Needed to send some more commits to bring consistency inside and fix some patches that break the new versioning system.
So sorry the commits/changes now have grown outside of a PR, I hope you agree with them.

What I did is:

• Clearly separate $G_GIT* variables, which should be considered as currently applied branch, from dietpi.txt DEV_GIT* settings, which should be considered as target branch for updates.
• It is now possible to not set DEV_GIT* settings at all (comment them), every script in case applies defaults Fourdee/master.
• For above reasons, DEV_GIT* settings are never overwritten. dietpi-update only reads them to access desired branch and updates the "current" values from .version accordingly after update has finished.
  
  
  
  • Only exception is the switch from "testing" branch to "dev" during pre-v6.17 patch, which is of course needed.
  
  
• Removed some obsolete Git settings/values read/writes, since up-to-date dietpi-globals always does. Writes should be done by dietpi-update only.
• Updated check [[ ! $(sed -n 6p /DietPi/dietpi/.version) ]] now assures the most current .version scheme is applied to our current testing/dev systems via dietpi-update -1 and on somehow broken update attempts.
• On patch_file, obsolete pre-v6.10 dietpi-survey call with version adjustments was removed to fix otherwise broken/doubled pre-v6.17 patch. Survey call is anyway guaranteed when new dietpi-update is rerun.
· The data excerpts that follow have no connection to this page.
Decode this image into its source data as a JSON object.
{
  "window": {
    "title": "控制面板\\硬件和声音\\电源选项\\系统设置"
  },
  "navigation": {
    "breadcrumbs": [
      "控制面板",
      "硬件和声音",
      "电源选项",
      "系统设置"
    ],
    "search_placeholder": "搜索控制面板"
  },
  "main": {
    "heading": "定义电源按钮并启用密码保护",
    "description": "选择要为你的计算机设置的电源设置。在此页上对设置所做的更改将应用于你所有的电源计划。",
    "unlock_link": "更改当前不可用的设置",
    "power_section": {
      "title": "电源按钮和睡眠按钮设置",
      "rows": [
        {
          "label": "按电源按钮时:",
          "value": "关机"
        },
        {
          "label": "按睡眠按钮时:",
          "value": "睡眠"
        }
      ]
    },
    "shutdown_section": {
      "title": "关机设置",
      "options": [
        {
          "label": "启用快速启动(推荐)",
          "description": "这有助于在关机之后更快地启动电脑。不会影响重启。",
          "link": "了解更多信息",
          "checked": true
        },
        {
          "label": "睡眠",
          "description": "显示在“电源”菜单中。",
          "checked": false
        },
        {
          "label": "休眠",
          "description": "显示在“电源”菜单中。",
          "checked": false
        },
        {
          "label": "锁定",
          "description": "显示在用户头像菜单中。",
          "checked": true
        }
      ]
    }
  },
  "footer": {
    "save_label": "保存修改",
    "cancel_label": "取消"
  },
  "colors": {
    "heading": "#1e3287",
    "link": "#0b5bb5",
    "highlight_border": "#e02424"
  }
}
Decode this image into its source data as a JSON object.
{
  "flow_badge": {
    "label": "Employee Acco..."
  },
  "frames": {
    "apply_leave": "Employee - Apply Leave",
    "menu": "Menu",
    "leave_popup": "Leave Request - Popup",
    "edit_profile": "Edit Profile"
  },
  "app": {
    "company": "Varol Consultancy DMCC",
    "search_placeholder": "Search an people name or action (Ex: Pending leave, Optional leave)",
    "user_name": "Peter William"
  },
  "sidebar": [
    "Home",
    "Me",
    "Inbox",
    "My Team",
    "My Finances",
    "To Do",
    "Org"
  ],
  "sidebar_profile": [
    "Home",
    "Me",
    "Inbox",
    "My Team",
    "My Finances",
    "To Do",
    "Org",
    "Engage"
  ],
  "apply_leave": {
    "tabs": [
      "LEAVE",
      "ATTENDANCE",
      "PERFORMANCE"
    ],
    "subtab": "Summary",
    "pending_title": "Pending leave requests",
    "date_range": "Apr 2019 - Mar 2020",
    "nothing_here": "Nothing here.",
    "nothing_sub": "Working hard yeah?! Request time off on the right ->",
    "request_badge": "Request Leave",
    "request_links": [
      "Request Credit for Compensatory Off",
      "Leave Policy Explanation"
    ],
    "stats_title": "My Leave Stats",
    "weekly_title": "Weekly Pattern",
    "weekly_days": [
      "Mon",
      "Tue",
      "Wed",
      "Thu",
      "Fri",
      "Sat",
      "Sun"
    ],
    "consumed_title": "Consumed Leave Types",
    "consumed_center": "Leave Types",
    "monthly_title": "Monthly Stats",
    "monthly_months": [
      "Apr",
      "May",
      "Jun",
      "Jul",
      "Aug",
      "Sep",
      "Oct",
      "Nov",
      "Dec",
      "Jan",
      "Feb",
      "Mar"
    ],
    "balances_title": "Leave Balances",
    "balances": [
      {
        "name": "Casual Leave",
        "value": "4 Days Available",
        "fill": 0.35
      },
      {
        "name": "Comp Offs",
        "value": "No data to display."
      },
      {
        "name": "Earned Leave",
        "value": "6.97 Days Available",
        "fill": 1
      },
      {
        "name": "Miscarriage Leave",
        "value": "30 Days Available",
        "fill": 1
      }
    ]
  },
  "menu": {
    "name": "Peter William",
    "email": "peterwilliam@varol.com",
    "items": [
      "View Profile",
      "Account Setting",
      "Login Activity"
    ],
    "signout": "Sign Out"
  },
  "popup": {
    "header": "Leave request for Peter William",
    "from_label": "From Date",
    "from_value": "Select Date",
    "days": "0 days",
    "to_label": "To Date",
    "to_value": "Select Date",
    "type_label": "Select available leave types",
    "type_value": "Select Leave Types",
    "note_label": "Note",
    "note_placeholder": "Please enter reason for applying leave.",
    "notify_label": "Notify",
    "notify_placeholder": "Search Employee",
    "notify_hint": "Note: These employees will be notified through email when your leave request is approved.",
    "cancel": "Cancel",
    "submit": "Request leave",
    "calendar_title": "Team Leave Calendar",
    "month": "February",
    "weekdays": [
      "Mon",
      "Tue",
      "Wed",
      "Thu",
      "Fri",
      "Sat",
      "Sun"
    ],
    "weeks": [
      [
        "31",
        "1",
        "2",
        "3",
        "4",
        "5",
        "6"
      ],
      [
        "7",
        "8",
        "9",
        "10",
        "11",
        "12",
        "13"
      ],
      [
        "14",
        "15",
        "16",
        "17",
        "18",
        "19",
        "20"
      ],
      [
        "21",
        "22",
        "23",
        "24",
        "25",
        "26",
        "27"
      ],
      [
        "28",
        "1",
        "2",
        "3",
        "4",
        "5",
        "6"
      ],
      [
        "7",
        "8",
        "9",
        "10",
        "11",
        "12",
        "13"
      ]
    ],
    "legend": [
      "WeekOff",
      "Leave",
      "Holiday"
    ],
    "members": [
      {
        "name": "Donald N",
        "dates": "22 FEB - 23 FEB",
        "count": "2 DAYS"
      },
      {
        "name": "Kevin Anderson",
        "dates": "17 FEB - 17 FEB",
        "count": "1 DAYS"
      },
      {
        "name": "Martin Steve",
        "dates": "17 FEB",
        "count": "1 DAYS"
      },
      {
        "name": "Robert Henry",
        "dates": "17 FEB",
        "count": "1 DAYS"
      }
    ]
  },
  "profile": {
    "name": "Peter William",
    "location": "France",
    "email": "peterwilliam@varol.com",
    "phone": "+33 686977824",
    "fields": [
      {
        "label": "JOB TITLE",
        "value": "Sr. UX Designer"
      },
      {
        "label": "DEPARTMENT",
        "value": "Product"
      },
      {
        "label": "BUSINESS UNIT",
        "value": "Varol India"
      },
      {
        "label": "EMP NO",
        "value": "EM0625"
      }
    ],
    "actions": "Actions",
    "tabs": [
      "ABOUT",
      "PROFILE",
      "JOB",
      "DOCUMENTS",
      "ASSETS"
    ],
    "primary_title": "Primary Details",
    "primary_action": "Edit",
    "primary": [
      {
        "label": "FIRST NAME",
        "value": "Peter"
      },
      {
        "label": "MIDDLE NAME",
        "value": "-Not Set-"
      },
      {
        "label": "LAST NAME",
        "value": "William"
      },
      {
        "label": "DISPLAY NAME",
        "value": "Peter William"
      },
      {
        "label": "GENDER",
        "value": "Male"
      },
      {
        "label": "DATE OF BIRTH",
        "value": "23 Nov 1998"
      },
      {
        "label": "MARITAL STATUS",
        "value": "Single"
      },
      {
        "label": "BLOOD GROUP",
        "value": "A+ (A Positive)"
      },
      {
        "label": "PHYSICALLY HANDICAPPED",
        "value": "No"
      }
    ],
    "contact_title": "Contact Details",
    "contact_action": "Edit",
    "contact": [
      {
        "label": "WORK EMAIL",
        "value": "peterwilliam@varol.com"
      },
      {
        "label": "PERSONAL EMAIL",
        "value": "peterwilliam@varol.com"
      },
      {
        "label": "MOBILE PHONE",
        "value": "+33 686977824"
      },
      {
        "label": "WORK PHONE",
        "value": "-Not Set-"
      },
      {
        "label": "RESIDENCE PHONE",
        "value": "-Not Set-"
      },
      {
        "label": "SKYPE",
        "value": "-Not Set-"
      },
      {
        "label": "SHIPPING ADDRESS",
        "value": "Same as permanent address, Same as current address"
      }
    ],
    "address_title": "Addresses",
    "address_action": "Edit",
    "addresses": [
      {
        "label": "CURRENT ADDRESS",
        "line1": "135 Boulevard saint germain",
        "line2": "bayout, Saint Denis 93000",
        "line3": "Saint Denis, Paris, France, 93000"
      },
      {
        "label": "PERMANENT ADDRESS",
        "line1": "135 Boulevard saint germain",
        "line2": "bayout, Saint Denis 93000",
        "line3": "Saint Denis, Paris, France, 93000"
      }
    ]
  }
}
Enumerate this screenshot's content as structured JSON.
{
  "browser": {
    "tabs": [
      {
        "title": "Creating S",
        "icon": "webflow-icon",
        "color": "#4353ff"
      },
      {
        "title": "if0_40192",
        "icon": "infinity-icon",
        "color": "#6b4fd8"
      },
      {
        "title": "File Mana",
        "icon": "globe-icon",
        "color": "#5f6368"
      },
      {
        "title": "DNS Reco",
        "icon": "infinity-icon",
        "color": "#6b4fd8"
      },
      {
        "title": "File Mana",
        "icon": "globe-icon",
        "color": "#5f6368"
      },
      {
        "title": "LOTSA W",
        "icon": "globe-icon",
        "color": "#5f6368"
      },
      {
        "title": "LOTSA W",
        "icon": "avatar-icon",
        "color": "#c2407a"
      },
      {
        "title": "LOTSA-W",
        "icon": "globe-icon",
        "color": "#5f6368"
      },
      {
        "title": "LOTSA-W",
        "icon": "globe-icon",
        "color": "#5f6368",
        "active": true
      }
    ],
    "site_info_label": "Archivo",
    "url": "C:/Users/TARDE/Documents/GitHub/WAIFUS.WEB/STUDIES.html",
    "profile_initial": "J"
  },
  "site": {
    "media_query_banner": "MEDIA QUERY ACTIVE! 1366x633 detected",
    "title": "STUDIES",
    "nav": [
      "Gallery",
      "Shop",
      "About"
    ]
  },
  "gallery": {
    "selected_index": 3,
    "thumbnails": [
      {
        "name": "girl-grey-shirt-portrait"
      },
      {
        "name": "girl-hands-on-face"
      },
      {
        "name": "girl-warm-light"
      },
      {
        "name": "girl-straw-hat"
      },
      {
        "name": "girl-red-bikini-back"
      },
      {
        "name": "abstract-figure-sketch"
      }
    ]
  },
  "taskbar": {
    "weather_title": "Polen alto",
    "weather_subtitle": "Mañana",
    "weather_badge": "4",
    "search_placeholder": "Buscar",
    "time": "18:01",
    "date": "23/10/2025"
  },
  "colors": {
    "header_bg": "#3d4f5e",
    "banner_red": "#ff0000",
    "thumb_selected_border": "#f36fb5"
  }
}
Further tweaks I am thinking about:

    G_VERSIONDB_SAVE(){

        cat << _EOF_ > /DietPi/dietpi/.version
#!/bin/bash
export G_DIETPI_VERSION_CORE=$G_DIETPI_VERSION_CORE
export G_DIETPI_VERSION_SUB=$G_DIETPI_VERSION_SUB
export G_DIETPI_VERSION_RC=$G_DIETPI_VERSION_RC
export G_GITBRANCH=$G_GITBRANCH
export G_GITOWNER=$G_GITOWNER
_EOF_

        chmod +x /DietPi/dietpi/.version

        # - Auto reload
        . /DietPi/dietpi/.version

    }

• Isn't writing and then reassigning the exactly same variables somehow doubled effort? The only difference the re-sourcing has is the export. But actually export for those values should be never needed from within globals, since anyway every script that needs them, runs globals again.
• Personally I would reduce export to the vars, where it's really needed:
  
  
  
  • Those which are used by 3rd party commands: LANG/LC_ALL/TERM
  
  
  • And those, we do not assign in globals, outside of functions, and use for output/check in subscripts: HIERARCHY/G_CHECK_ROOT/G_BACKUP_DISABLED/G_DIETPI_SERVICES_DISABLE/G_USER_INPUTS=0
  
  
  • I don't see any other var that needs to be exported. Also G_WHIP_RETURNED_VALUE does not need to be exported, since we do not use these values in sub scripts without giving them as arguments?
  
  
  • G_PROGRAM_NAME actually also does not need to be exported. It is reset to empty string anyway during dietpi-globals load. Only reason could be, if we call a sub script that does not load globals but uses parent program name somehow. But G_DIETPI-NOTIFY/G_WHIP e.g. is not available then to call it.
  
  

@MichaIng

Isn't writing and then reassigning the exactly same variables somehow doubled effort?

Yep, not sure why I did that lol 👍

Personally I would reduce export to the vars, where it's really needed:

Agree, will send commit.

Beta system now live, we can mark this as closed.